Prior to choosing my classes, I took a look at Temple University’s required classes for a journalism major. Why Temple? My high school counselor and teachers continuously asked this question at the time I was preparing for college. Even my friends asked why not simply leave Philadelphia and start anew somewhere else?

Yes, I knew of all the other schools with awesome journalism programs; University of Pennsylvania and Columbia University, just to name a few. Still, Temple University was always on my tongue when people asked me what college I planned on attending.

From the list that I had printed out from Temple’s website, I had decided to follow it and take the matching classes at CCP. I think, at the time, I was not even going to stay and acquire a degree from CCP. But then I began talking to Mrs. Cunningham about my options. She helped me make the decision of staying to complete my degree and possibly join some of the school’s clubs.

Once I found out that Mrs. Cunningham was also a counselor I decided that it would be wise to see her on a regular basis, not just during English class. I would talk to her sometimes during her office hours and sometimes after class. As the semesters continued, I found myself going to Mrs. Cunningham’s office for just about anything relating to class.

Most professors are busy and rarely have time to actually sit down and talk with students about how they are doing and if they need help. It’s hard sometimes trying to find someone that you feel you can actually form a relationship with.

I took an anthropology class prior to meeting Mrs. Cunningham. This class was the ideal setting of what I had expected a college course to be like, and the workload prepped me for upcoming courses at CCP and university classes like those at Temple.

The class was small so my fellow students and I had the professor all to ourselves if we needed assistance with anything, but the professor seemed distant outside of the typical teacher-student instruction.

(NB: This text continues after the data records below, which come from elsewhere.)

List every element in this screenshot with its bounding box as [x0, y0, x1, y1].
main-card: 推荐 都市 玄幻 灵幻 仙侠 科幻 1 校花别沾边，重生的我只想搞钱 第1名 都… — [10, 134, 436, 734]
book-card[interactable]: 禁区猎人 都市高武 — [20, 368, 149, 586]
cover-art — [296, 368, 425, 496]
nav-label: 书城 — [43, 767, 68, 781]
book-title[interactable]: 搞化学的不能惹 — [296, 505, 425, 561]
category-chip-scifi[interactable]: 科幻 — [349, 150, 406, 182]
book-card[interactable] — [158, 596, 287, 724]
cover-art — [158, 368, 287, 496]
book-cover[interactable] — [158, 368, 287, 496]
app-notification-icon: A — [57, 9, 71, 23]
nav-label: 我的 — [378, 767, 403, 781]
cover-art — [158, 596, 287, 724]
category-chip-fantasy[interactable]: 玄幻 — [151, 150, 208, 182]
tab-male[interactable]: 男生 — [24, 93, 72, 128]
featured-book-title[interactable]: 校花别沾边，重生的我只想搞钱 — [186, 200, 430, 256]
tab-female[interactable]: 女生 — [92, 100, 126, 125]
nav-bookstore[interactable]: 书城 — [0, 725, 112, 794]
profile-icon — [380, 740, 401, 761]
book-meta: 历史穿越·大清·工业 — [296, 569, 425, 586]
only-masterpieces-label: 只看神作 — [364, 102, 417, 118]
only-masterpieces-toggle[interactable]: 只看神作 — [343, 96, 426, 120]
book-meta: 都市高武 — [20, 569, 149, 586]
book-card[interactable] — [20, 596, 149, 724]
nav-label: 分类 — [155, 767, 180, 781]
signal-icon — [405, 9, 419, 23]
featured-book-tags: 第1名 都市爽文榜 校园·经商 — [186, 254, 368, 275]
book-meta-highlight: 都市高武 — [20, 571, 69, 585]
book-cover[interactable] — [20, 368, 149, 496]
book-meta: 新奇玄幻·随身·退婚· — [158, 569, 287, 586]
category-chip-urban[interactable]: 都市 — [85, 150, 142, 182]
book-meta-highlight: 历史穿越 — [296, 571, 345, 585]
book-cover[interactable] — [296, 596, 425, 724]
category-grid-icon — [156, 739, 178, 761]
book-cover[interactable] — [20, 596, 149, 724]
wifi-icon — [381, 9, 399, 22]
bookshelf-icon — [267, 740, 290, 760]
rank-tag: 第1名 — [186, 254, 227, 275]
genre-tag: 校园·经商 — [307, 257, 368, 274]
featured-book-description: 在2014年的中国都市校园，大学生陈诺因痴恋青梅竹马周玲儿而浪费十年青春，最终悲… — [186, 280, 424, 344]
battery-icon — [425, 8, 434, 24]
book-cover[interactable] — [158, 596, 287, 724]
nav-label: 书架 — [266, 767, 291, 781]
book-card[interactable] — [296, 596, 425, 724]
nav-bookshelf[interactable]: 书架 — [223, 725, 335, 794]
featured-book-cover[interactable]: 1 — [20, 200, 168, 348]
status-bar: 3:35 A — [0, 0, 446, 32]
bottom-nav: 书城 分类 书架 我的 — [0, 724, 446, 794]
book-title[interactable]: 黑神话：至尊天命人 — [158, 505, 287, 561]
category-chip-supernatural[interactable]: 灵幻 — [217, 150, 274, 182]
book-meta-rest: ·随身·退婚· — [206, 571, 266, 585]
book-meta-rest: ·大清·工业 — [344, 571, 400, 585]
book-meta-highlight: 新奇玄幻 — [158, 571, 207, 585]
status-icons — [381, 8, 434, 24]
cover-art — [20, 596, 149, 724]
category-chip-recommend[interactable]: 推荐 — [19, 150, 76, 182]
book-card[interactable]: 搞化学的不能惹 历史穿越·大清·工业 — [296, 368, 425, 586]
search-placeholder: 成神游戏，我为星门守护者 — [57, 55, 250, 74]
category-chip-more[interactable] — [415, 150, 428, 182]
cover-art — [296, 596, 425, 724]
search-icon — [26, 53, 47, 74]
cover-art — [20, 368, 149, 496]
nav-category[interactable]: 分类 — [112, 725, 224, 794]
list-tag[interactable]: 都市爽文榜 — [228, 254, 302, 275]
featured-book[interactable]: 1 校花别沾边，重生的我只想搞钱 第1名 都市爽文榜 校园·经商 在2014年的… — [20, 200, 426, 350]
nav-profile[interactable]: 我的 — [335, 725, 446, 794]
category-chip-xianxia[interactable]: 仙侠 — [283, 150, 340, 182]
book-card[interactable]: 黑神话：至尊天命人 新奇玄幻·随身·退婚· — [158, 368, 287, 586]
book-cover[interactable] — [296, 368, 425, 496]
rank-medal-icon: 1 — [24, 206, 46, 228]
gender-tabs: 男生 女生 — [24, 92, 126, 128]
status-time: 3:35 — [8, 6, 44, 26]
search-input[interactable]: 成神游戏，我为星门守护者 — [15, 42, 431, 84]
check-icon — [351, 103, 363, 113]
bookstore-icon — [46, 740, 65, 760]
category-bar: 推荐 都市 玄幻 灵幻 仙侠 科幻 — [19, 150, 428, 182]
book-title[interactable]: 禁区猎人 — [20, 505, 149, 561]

I met the same type of relationship while taking a creative writing course. In this class the professor was nice and would always offer his help, but kept his focus mainly on the course material which was scriptwriting. That slowly began to bore many of us because we wanted variety. Some of us were fiction writers and poets and wanted equal attention given to those areas.

But I wanted the same feeling and care with this professor that I had shared with Mrs. Cunningham. I realize that the experience I had with her is sometimes rare and often hard to find, so though I’m now a Temple student and a short distance away, I try and visit her every chance I get.

Every day I carry with me the last thing she said to me during a ceremony CCP held for its creative writing graduates. She said through a smile, “I’m here for you. I’m so proud of you.”

Those words have made all the difference.